Because while we were falling in love with the women and men of the ball scene in season one, we also got a fair share of drama from their counterparts in white America. The characters played by Kate Mara, Evan Peters, and James Van Der Beek -- though viewed by many as a distraction from the world they really wanted to see -- allowed the show's core narratives to breathe and shine within a dual structure. And though it makes sense that they wouldn't continue their stories into this new season, having similar counter or supporting narratives might've helped slow and confine some of the episodes -- which might've, in turn, allowed audiences to savor the storytelling flavor. Because without it, the creators leaned so far into a space of artistic freedom that a number of the episodes just became too much.
Presumably that's what Bernhard's Nurse Judy and Patti Lupone's transphobic, hoity-toity landlord who causes all of Blanca's salon woes were supposed to provide. If so, it wasn't as effective. Meanwhile, Candy's ghost and memory was popping up all over the place as a ploy to tug at viewers' hearts.

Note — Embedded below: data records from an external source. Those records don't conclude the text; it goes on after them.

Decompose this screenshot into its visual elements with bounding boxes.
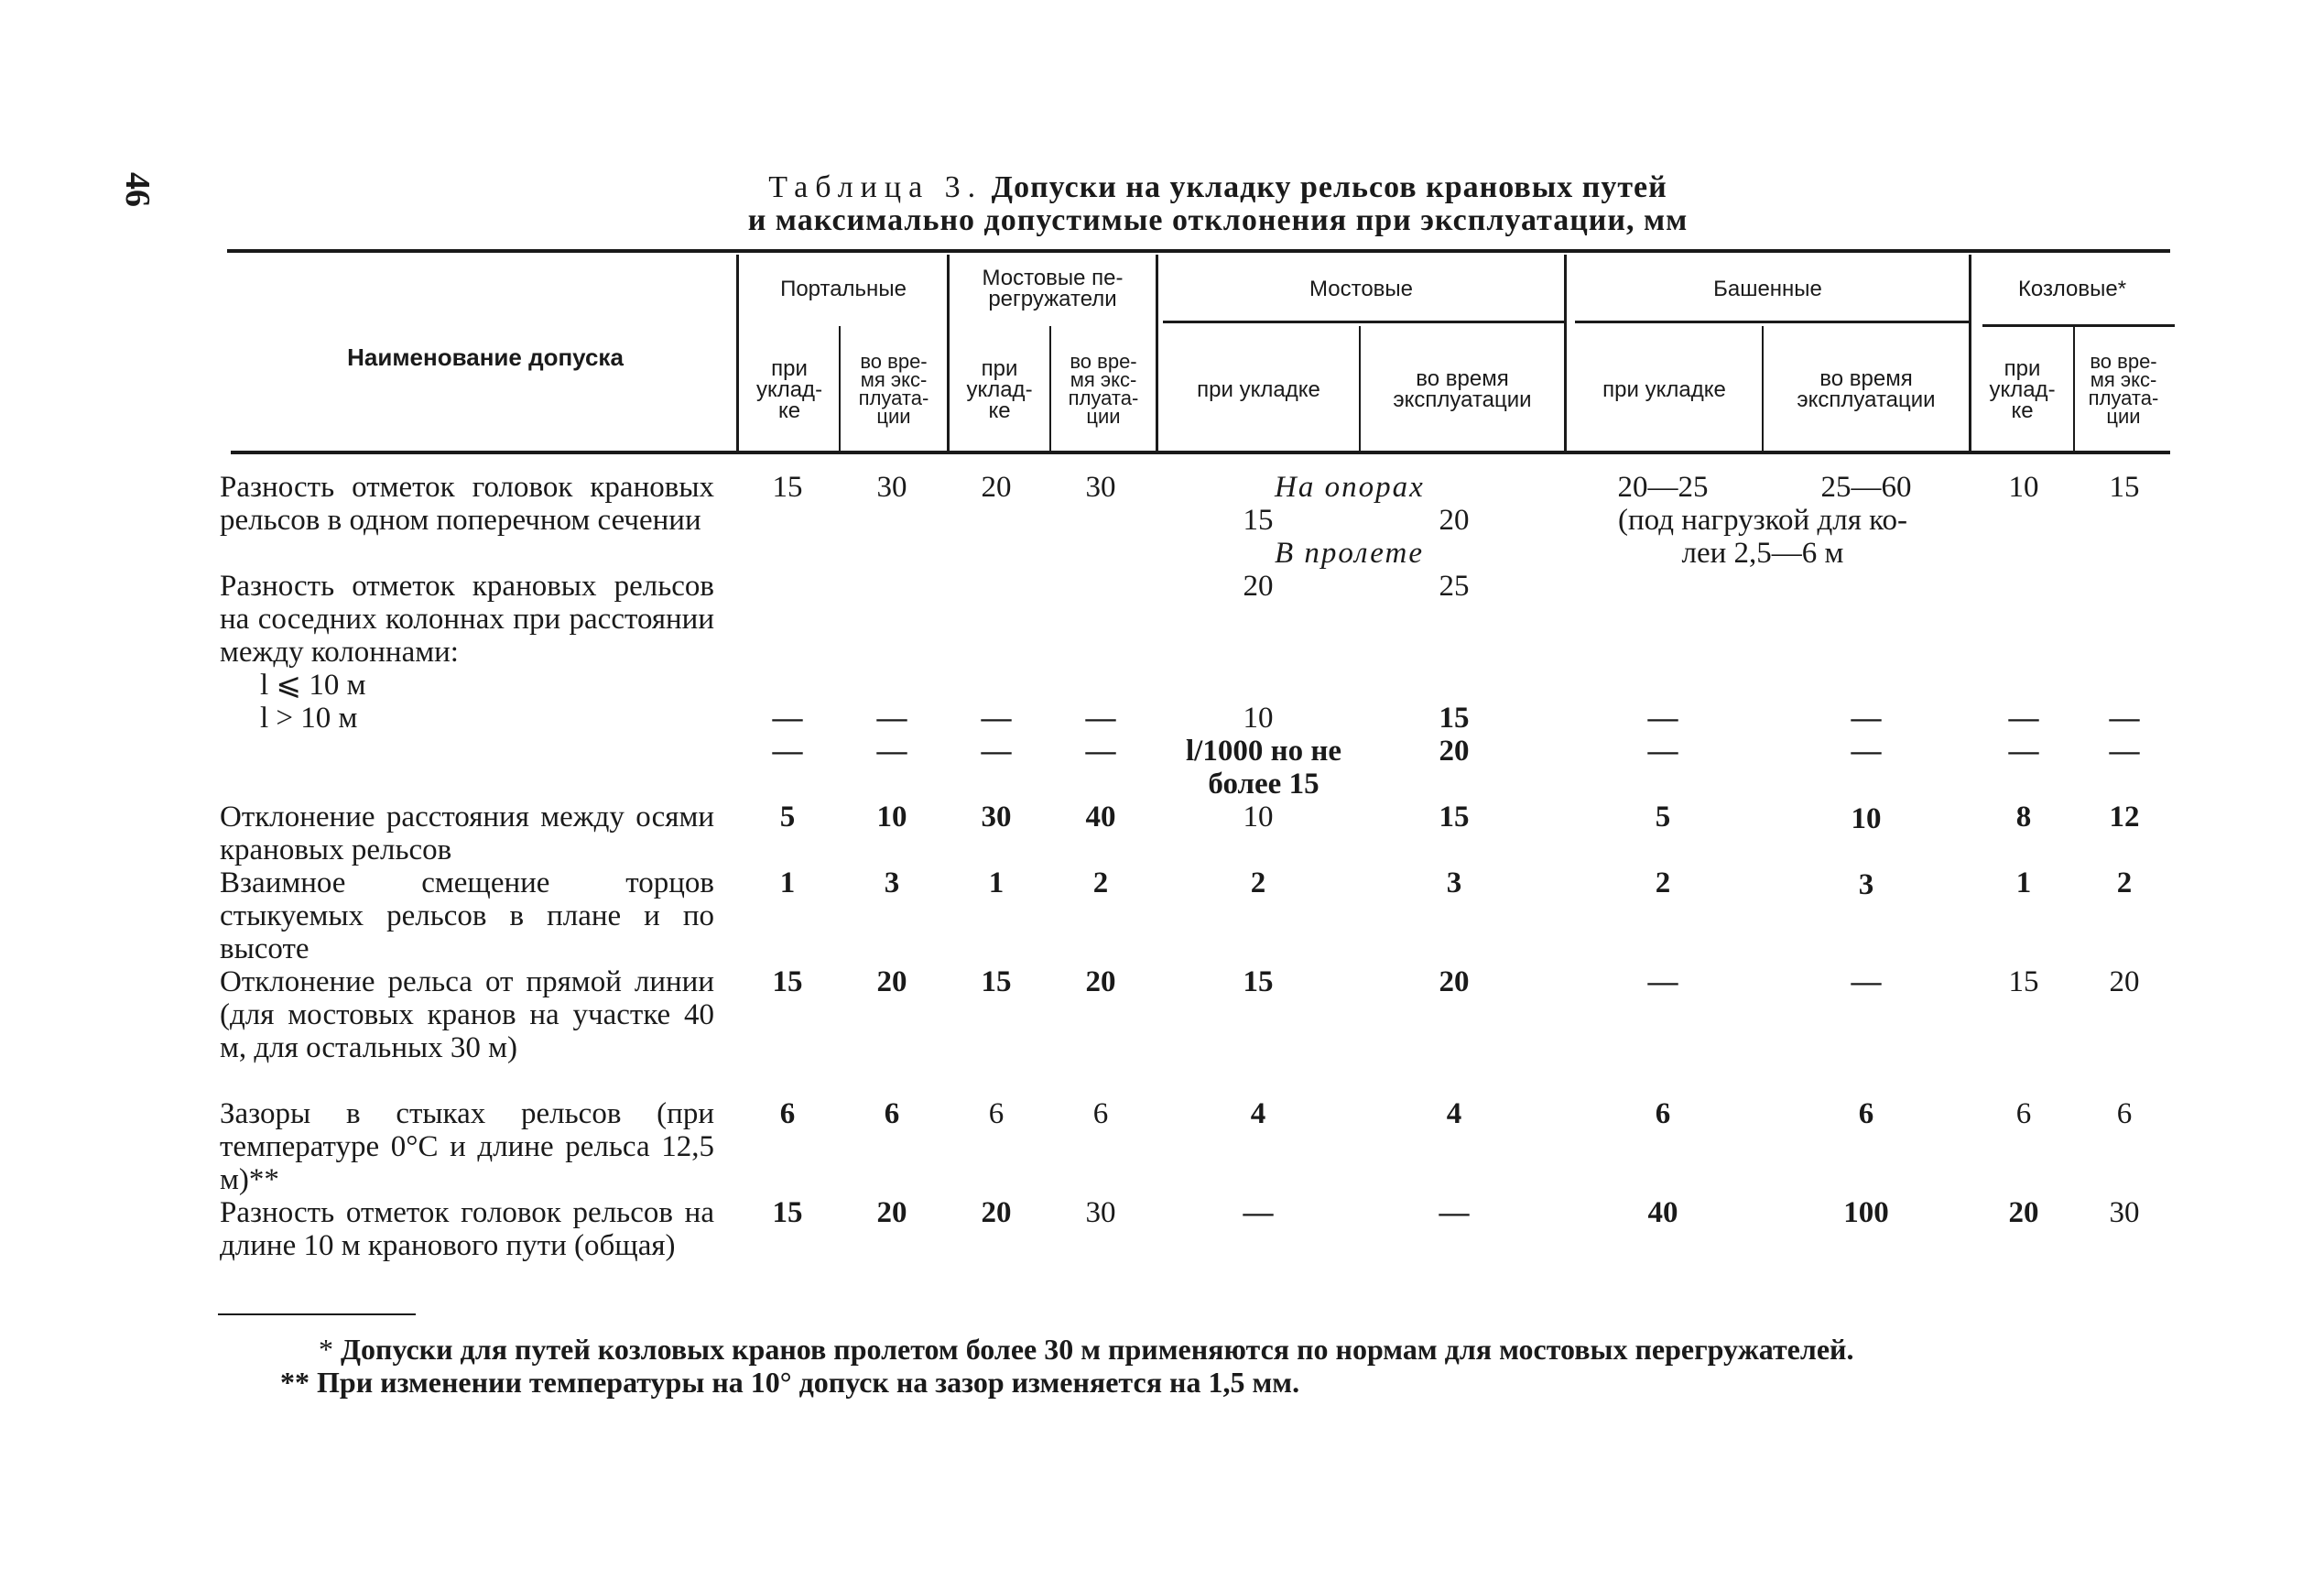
table-cell: — (1647, 702, 1678, 735)
table-cell: 15 (1439, 801, 1470, 834)
table-cell: 5 (779, 801, 796, 834)
table-cell: — (1085, 735, 1116, 768)
header-lay-portalnye: при уклад- ке (755, 355, 823, 423)
table-cell: 15 (1243, 504, 1274, 537)
header-exp-kozlovye: во вре- мя экс- плуата- ции (2088, 350, 2159, 428)
footnote-1-text: Допуски для путей козловых кранов пролетом более 30 м применяются по нормам для мостовых перегружателей. (341, 1333, 1854, 1366)
row-2-sub-1: l ⩽ 10 м (260, 669, 366, 702)
table-cell: 3 (884, 866, 900, 899)
table-title-line-1 (549, 170, 1886, 205)
table-cell: — (772, 735, 803, 768)
table-cell: 6 (988, 1097, 1005, 1130)
footnote-2-text: При изменении температуры на 10° допуск на зазор изменяется на 1,5 мм. (317, 1366, 1300, 1399)
table-cell: — (1647, 735, 1678, 768)
table-cell: 15 (1243, 965, 1274, 998)
footnote-2-mark: ** (280, 1366, 310, 1399)
table-cell: l/1000 но не более 15 (1185, 735, 1341, 801)
page-number: 46 (118, 172, 157, 207)
table-cell: — (2008, 702, 2039, 735)
table-cell: — (1085, 702, 1116, 735)
table-cell: 2 (1092, 866, 1109, 899)
table-cell: 10 (1851, 802, 1882, 835)
table-cell: 15 (772, 1196, 803, 1229)
table-cell: — (1851, 735, 1882, 768)
row-name-2-text: Разность отметок крановых рельсов на соседних колоннах при расстоянии между колоннами: (220, 570, 714, 669)
table-cell: 25—60 (1820, 471, 1912, 504)
table-cell: 6 (779, 1097, 796, 1130)
row-name-4: Взаимное смещение торцов стыкуемых рельсов в плане и по высоте (220, 866, 714, 965)
table-cell: — (1647, 965, 1678, 998)
table-cell: 100 (1843, 1196, 1889, 1229)
table-cell: — (772, 702, 803, 735)
table-cell: 12 (2109, 801, 2140, 834)
table-cell: 6 (1655, 1097, 1671, 1130)
header-exp-peregruzhateli: во вре- мя экс- плуата- ции (1068, 350, 1139, 428)
table-cell: 2 (2116, 866, 2133, 899)
table-cell: 40 (1647, 1196, 1678, 1229)
table-cell: 3 (1446, 866, 1462, 899)
column-divider (736, 255, 739, 451)
header-exp-mostovye: во время эксплуатации (1393, 366, 1532, 412)
table-top-rule (227, 249, 2170, 253)
table-cell: 15 (2109, 471, 2140, 504)
bashennye-load-note: (под нагрузкой для ко- леи 2,5—6 м (1618, 504, 1907, 570)
table-cell: 15 (2008, 965, 2039, 998)
row-name-3: Отклонение расстояния между осями крановых рельсов (220, 801, 714, 866)
row-name-5: Отклонение рельса от прямой линии (для мостовых кранов на участке 40 м, для остальных 30 м) (220, 965, 714, 1064)
table-cell: 10 (876, 801, 907, 834)
row-name-1: Разность отметок головок крановых рельсов в одном поперечном сечении (220, 471, 714, 537)
table-cell: — (876, 735, 907, 768)
footnote-rule (218, 1313, 416, 1315)
table-cell: 2 (1250, 866, 1266, 899)
group-underline (1575, 321, 1969, 323)
table-cell: 20 (1439, 504, 1470, 537)
table-cell: 15 (772, 471, 803, 504)
table-label: Таблица 3. (768, 170, 983, 204)
row-2-sub-2: l > 10 м (260, 702, 358, 735)
header-name-column: Наименование допуска (347, 343, 624, 371)
header-group-mostovye-peregruzhateli: Мостовые пе- регружатели (982, 266, 1124, 311)
table-cell: 20 (981, 471, 1012, 504)
row-name-6: Зазоры в стыках рельсов (при температуре 0°С и длине рельса 12,5 м)** (220, 1097, 714, 1196)
table-cell: — (1439, 1196, 1470, 1229)
header-group-bashennye: Башенные (1713, 276, 1822, 301)
table-cell: 10 (1243, 702, 1274, 735)
group-underline (1982, 324, 2175, 327)
table-cell: 1 (2015, 866, 2032, 899)
table-cell: 10 (2008, 471, 2039, 504)
table-cell: 1 (988, 866, 1005, 899)
table-cell: 20 (1439, 735, 1470, 768)
table-cell: 6 (2015, 1097, 2032, 1130)
footnote-2 (280, 1367, 1299, 1398)
table-cell: 20 (1439, 965, 1470, 998)
table-cell: 20 (2008, 1196, 2039, 1229)
table-cell: 6 (1858, 1097, 1874, 1130)
table-cell: — (2109, 702, 2140, 735)
table-cell: 15 (1439, 702, 1470, 735)
header-lay-mostovye: при укладке (1197, 376, 1320, 402)
table-cell: 20 (1243, 570, 1274, 603)
table-header-bottom-rule (231, 451, 2170, 454)
header-group-kozlovye: Козловые* (2017, 276, 2127, 301)
mostovye-note-in-span: В пролете (1275, 537, 1424, 570)
footnote-1-mark: * (319, 1333, 333, 1366)
table-cell: — (876, 702, 907, 735)
table-cell: 40 (1085, 801, 1116, 834)
table-cell: 30 (1085, 1196, 1116, 1229)
table-cell: — (2008, 735, 2039, 768)
table-cell: 30 (876, 471, 907, 504)
table-cell: 15 (981, 965, 1012, 998)
table-cell: 10 (1243, 801, 1274, 834)
table-cell: 20 (876, 1196, 907, 1229)
table-cell: 2 (1655, 866, 1671, 899)
table-cell: — (1851, 702, 1882, 735)
footnote-1 (319, 1334, 1853, 1365)
table-cell: 6 (884, 1097, 900, 1130)
table-cell: 8 (2015, 801, 2032, 834)
header-exp-bashennye: во время эксплуатации (1797, 366, 1936, 412)
header-exp-portalnye: во вре- мя экс- плуата- ции (858, 350, 929, 428)
table-cell: 6 (1092, 1097, 1109, 1130)
table-cell: 20 (981, 1196, 1012, 1229)
table-cell: 30 (1085, 471, 1116, 504)
table-cell: 4 (1250, 1097, 1266, 1130)
table-cell: 3 (1858, 868, 1874, 901)
header-lay-bashennye: при укладке (1602, 376, 1726, 402)
table-cell: — (981, 702, 1012, 735)
table-cell: 30 (2109, 1196, 2140, 1229)
group-underline (1163, 321, 1564, 323)
header-group-mostovye: Мостовые (1309, 276, 1414, 301)
table-cell: 20—25 (1617, 471, 1709, 504)
table-title-text: Допуски на укладку рельсов крановых путей (991, 170, 1667, 204)
table-cell: 20 (2109, 965, 2140, 998)
header-group-portalnye: Портальные (780, 276, 907, 301)
table-cell: — (1243, 1196, 1274, 1229)
table-title-line-2: и максимально допустимые отклонения при эксплуатации, мм (747, 203, 1689, 237)
table-cell: 20 (1085, 965, 1116, 998)
table-cell: 25 (1439, 570, 1470, 603)
table-cell: 6 (2116, 1097, 2133, 1130)
table-cell: 5 (1655, 801, 1671, 834)
table-cell: 15 (772, 965, 803, 998)
header-lay-kozlovye: при уклад- ке (1989, 355, 2056, 423)
table-cell: — (2109, 735, 2140, 768)
table-cell: 30 (981, 801, 1012, 834)
row-name-7: Разность отметок головок рельсов на длине 10 м кранового пути (общая) (220, 1196, 714, 1262)
table-cell: — (1851, 965, 1882, 998)
row-name-2 (220, 570, 714, 735)
table-cell: 20 (876, 965, 907, 998)
table-cell: 4 (1446, 1097, 1462, 1130)
header-lay-peregruzhateli: при уклад- ке (966, 355, 1033, 423)
mostovye-note-on-supports: На опорах (1275, 471, 1425, 504)
table-cell: 1 (779, 866, 796, 899)
table-cell: — (981, 735, 1012, 768)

That being said, the last three episodes of the season seem to mark a slow, steady return to the show we all initially caped for. The storytelling crutch that Candy's death became was put away, for the most part, and we got back to the true spirit of Pose, one where the characters' actions (mostly) made sense with the narratives we were introduced to.
But this hiccup makes me question if Pose is somehow shaking under the pressure of the acclaim that met season one. Or are our expectations outsized because of the Golden Globe and Emmy nominations, honors from GLAAD, The Trevor Project, and GLSEN, and the Peabody, causing us to set a standard that is expectedly hard to consistently meet?
To be clear, creating the second season of any show, particularly a drama, is difficult. That's why the term "sophomore slump" is used to describe a project whose second season -- if they make it to a third -- just doesn't live up to its first. Still, heavy is the head that wears the crown, and though Pose shouldn't be carrying the weight on its own, here we are.